I stand there for what seems like an hour. I look at my watch, it's almost 5am. People will be here before too long. I must act. There is only one possible course of action. I go to the stock room, and let myself in to Jen's basement office. It's quite small. I turn on the light and look around. The cleaner obviously doesn't come down here often, my footsteps have left clearly visible marks in the dust on the cold stone floor. Perfect. 

I move the chair away from the desk, kneel, and sweep as much dust into the palm of my right hand as I can. There are piles of it under there. Probably been accumulating since the place was built. Finally I stand again, and make my way slowly back to where she waits. Every movement I make is gentle and studied. No sudden actions. I am not sure whether this is to avoid startling her, or to ensure I don't spill any of the precious magic powder I hold. 

Was it Cinderella who was woken from a long sleep by a kiss? I forget the names in those old tales. But in my fantasies, the kiss is replaced by a puff of faerie dust to her face.

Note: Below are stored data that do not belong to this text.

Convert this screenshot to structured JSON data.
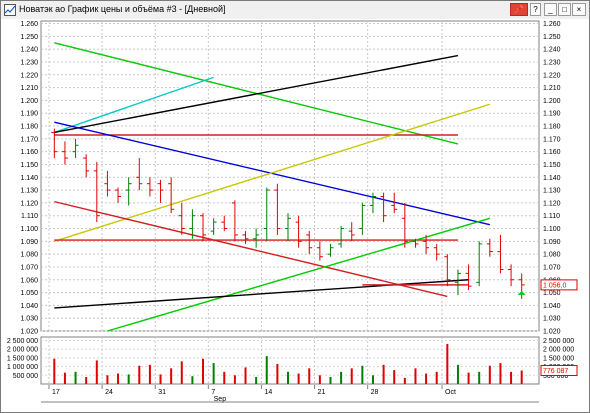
{
  "window": {
    "title": "Новатэк ао График цены и объёма #3 - [Дневной]",
    "buttons": [
      {
        "name": "pin-button",
        "label": "📌"
      },
      {
        "name": "help-button",
        "label": "?"
      },
      {
        "name": "minimize-button",
        "label": "_"
      },
      {
        "name": "maximize-button",
        "label": "□"
      },
      {
        "name": "close-button",
        "label": "×"
      }
    ]
  },
  "chart_data": [
    {
      "type": "bar",
      "subtype": "ohlc-price",
      "y_ticks": [
        "1.020",
        "1.030",
        "1.040",
        "1.050",
        "1.060",
        "1.070",
        "1.080",
        "1.090",
        "1.100",
        "1.110",
        "1.120",
        "1.130",
        "1.140",
        "1.150",
        "1.160",
        "1.170",
        "1.180",
        "1.190",
        "1.200",
        "1.210",
        "1.220",
        "1.230",
        "1.240",
        "1.250",
        "1.260"
      ],
      "ylim": [
        1020,
        1262
      ],
      "grid": true,
      "current_price_label": "1 056,0",
      "current_price": 1056,
      "ohlc": [
        {
          "o": 1175,
          "h": 1178,
          "l": 1155,
          "c": 1160
        },
        {
          "o": 1160,
          "h": 1168,
          "l": 1150,
          "c": 1155
        },
        {
          "o": 1160,
          "h": 1170,
          "l": 1155,
          "c": 1165
        },
        {
          "o": 1155,
          "h": 1158,
          "l": 1140,
          "c": 1145
        },
        {
          "o": 1145,
          "h": 1152,
          "l": 1105,
          "c": 1110
        },
        {
          "o": 1135,
          "h": 1145,
          "l": 1125,
          "c": 1130
        },
        {
          "o": 1130,
          "h": 1132,
          "l": 1120,
          "c": 1125
        },
        {
          "o": 1130,
          "h": 1140,
          "l": 1118,
          "c": 1135
        },
        {
          "o": 1140,
          "h": 1155,
          "l": 1130,
          "c": 1135
        },
        {
          "o": 1135,
          "h": 1140,
          "l": 1125,
          "c": 1130
        },
        {
          "o": 1135,
          "h": 1138,
          "l": 1120,
          "c": 1130
        },
        {
          "o": 1135,
          "h": 1140,
          "l": 1112,
          "c": 1115
        },
        {
          "o": 1110,
          "h": 1120,
          "l": 1095,
          "c": 1100
        },
        {
          "o": 1100,
          "h": 1115,
          "l": 1092,
          "c": 1110
        },
        {
          "o": 1110,
          "h": 1112,
          "l": 1090,
          "c": 1095
        },
        {
          "o": 1098,
          "h": 1108,
          "l": 1095,
          "c": 1105
        },
        {
          "o": 1105,
          "h": 1110,
          "l": 1098,
          "c": 1100
        },
        {
          "o": 1120,
          "h": 1122,
          "l": 1090,
          "c": 1095
        },
        {
          "o": 1095,
          "h": 1098,
          "l": 1088,
          "c": 1092
        },
        {
          "o": 1092,
          "h": 1100,
          "l": 1085,
          "c": 1095
        },
        {
          "o": 1100,
          "h": 1132,
          "l": 1090,
          "c": 1130
        },
        {
          "o": 1130,
          "h": 1135,
          "l": 1095,
          "c": 1100
        },
        {
          "o": 1100,
          "h": 1112,
          "l": 1090,
          "c": 1108
        },
        {
          "o": 1105,
          "h": 1110,
          "l": 1085,
          "c": 1090
        },
        {
          "o": 1095,
          "h": 1098,
          "l": 1080,
          "c": 1085
        },
        {
          "o": 1085,
          "h": 1090,
          "l": 1075,
          "c": 1078
        },
        {
          "o": 1080,
          "h": 1088,
          "l": 1078,
          "c": 1085
        },
        {
          "o": 1088,
          "h": 1102,
          "l": 1085,
          "c": 1100
        },
        {
          "o": 1098,
          "h": 1105,
          "l": 1090,
          "c": 1095
        },
        {
          "o": 1100,
          "h": 1120,
          "l": 1095,
          "c": 1118
        },
        {
          "o": 1118,
          "h": 1128,
          "l": 1112,
          "c": 1125
        },
        {
          "o": 1125,
          "h": 1128,
          "l": 1105,
          "c": 1110
        },
        {
          "o": 1118,
          "h": 1128,
          "l": 1112,
          "c": 1115
        },
        {
          "o": 1108,
          "h": 1120,
          "l": 1085,
          "c": 1090
        },
        {
          "o": 1090,
          "h": 1092,
          "l": 1085,
          "c": 1088
        },
        {
          "o": 1090,
          "h": 1095,
          "l": 1080,
          "c": 1085
        },
        {
          "o": 1085,
          "h": 1088,
          "l": 1075,
          "c": 1080
        },
        {
          "o": 1078,
          "h": 1080,
          "l": 1055,
          "c": 1060
        },
        {
          "o": 1058,
          "h": 1068,
          "l": 1048,
          "c": 1065
        },
        {
          "o": 1065,
          "h": 1072,
          "l": 1052,
          "c": 1055
        },
        {
          "o": 1058,
          "h": 1090,
          "l": 1055,
          "c": 1088
        },
        {
          "o": 1088,
          "h": 1092,
          "l": 1078,
          "c": 1082
        },
        {
          "o": 1082,
          "h": 1095,
          "l": 1065,
          "c": 1068
        },
        {
          "o": 1068,
          "h": 1072,
          "l": 1055,
          "c": 1060
        },
        {
          "o": 1060,
          "h": 1065,
          "l": 1045,
          "c": 1056
        }
      ],
      "lines": [
        {
          "color": "#00cc00",
          "from": [
            0,
            1245
          ],
          "to": [
            38,
            1166
          ]
        },
        {
          "color": "#00c8c8",
          "from": [
            0,
            1175
          ],
          "to": [
            15,
            1218
          ]
        },
        {
          "color": "#000000",
          "from": [
            0,
            1175
          ],
          "to": [
            38,
            1235
          ]
        },
        {
          "color": "#d22020",
          "from": [
            0,
            1173
          ],
          "to": [
            38,
            1173
          ]
        },
        {
          "color": "#0000dd",
          "from": [
            0,
            1183
          ],
          "to": [
            41,
            1103
          ]
        },
        {
          "color": "#c8c800",
          "from": [
            0,
            1090
          ],
          "to": [
            41,
            1197
          ]
        },
        {
          "color": "#d22020",
          "from": [
            0,
            1091
          ],
          "to": [
            38,
            1091
          ]
        },
        {
          "color": "#d22020",
          "from": [
            0,
            1121
          ],
          "to": [
            37,
            1047
          ]
        },
        {
          "color": "#00cc00",
          "from": [
            5,
            1020
          ],
          "to": [
            41,
            1108
          ]
        },
        {
          "color": "#000000",
          "from": [
            0,
            1038
          ],
          "to": [
            39,
            1060
          ]
        },
        {
          "color": "#d22020",
          "from": [
            29,
            1056
          ],
          "to": [
            39,
            1056
          ]
        }
      ]
    },
    {
      "type": "bar",
      "subtype": "volume",
      "y_ticks": [
        "500 000",
        "1 000 000",
        "1 500 000",
        "2 000 000",
        "2 500 000"
      ],
      "ylim": [
        0,
        2700000
      ],
      "current_volume_label": "776 087",
      "values": [
        1450000,
        650000,
        700000,
        400000,
        1350000,
        500000,
        600000,
        550000,
        1050000,
        1100000,
        550000,
        900000,
        1300000,
        450000,
        1450000,
        1200000,
        700000,
        500000,
        950000,
        400000,
        1600000,
        1150000,
        700000,
        600000,
        900000,
        500000,
        400000,
        700000,
        900000,
        1050000,
        500000,
        1100000,
        800000,
        350000,
        900000,
        600000,
        700000,
        2300000,
        1100000,
        650000,
        700000,
        1050000,
        1200000,
        700000,
        776087
      ],
      "colors_up_down": {
        "up": "#008000",
        "down": "#e00000"
      }
    }
  ],
  "x_axis": {
    "day_labels": [
      "17",
      "24",
      "31",
      "7",
      "14",
      "21",
      "28",
      "Oct"
    ],
    "month_label": "Sep"
  }
}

You can guess the consequences.

I approach my own sleeping beauty. Her eyes are still open. I am not sure whether she is breathing. Do mannequins usually breathe? How can you tell? I avoid the temptation to meet her gaze. I don't want to look into her eyes. I fear what I might see, or perhaps what I may not. Instead, I slowly lift my hand, palm upwards, until it is level with my lips. I look up at her, take in the sight of that perfect figure one last time.

I will remember this moment forever.

I breathe in, very gently, so as not to disturb the priceless contents of my hand. I say a silent prayer. It would be awkward to cross my fingers now for luck, so instead I cross my toes. And in one swift exhalation I blow my love a kiss. The kiss of life. A cloud of dust flies into her face, finds its way into her eyes, which immediately begin to water, and her nose. Her nostrils flare. She takes a sudden, gasping breath, moans slightly and waves a helpless hand before her, fanning the air uselessly. She lifts one foot slightly off the ground.

"What the... huh....Hi-hi-Hi....." she stares at me, our eyes meet for a single moment, and then the tension of the last hour is released in one overwhelmingly glorious volley of sneezes.

"Ha-EtSCHOO! Har-Eschew! Har-ESSHHH. Uuh, what ha-happ-HARISSHOO... what happened? Oh God, Hi-hi-hi-HiTCHOO, Hi-Ish, Hi-Ish, Hi-Ish, HAR-ESSHHUHhhh, uhh, uuh, Att-SCHOO!..... Hi-TCHOO!.... A-Tishoo!....."

I take her hand, help her down, and hold her trembling body against me. It is warm, human once again. How could I ever have thought she could be anything else? 

The stream of sneezes continues, convulsing her, yet she moans and writhes in pleasure with each. Gently I lay her down and begin to stroke her hair, kiss her face, and run my hand up her black-stockinged thigh. It's been a long night, but I check the clock on the wall above the door and I reckon we've got about forty-five minutes of it left to enjoy before anyone gets here, and we're damn well going to make the most of it. 

She smiles, pulls me down to her, turns her head away briefly to sneeze five times in quick succession, then kisses me. The first rays of the dawning sun caress us both through the glass skylight overhead. Outside, the spring flowers will be in bloom, the birds will be singing, and soon all the accumulated dust of winter and ages past will be disturbed in fits of feverish spring cleaning.

It's a good time of year to be making love to an ex-mannequin.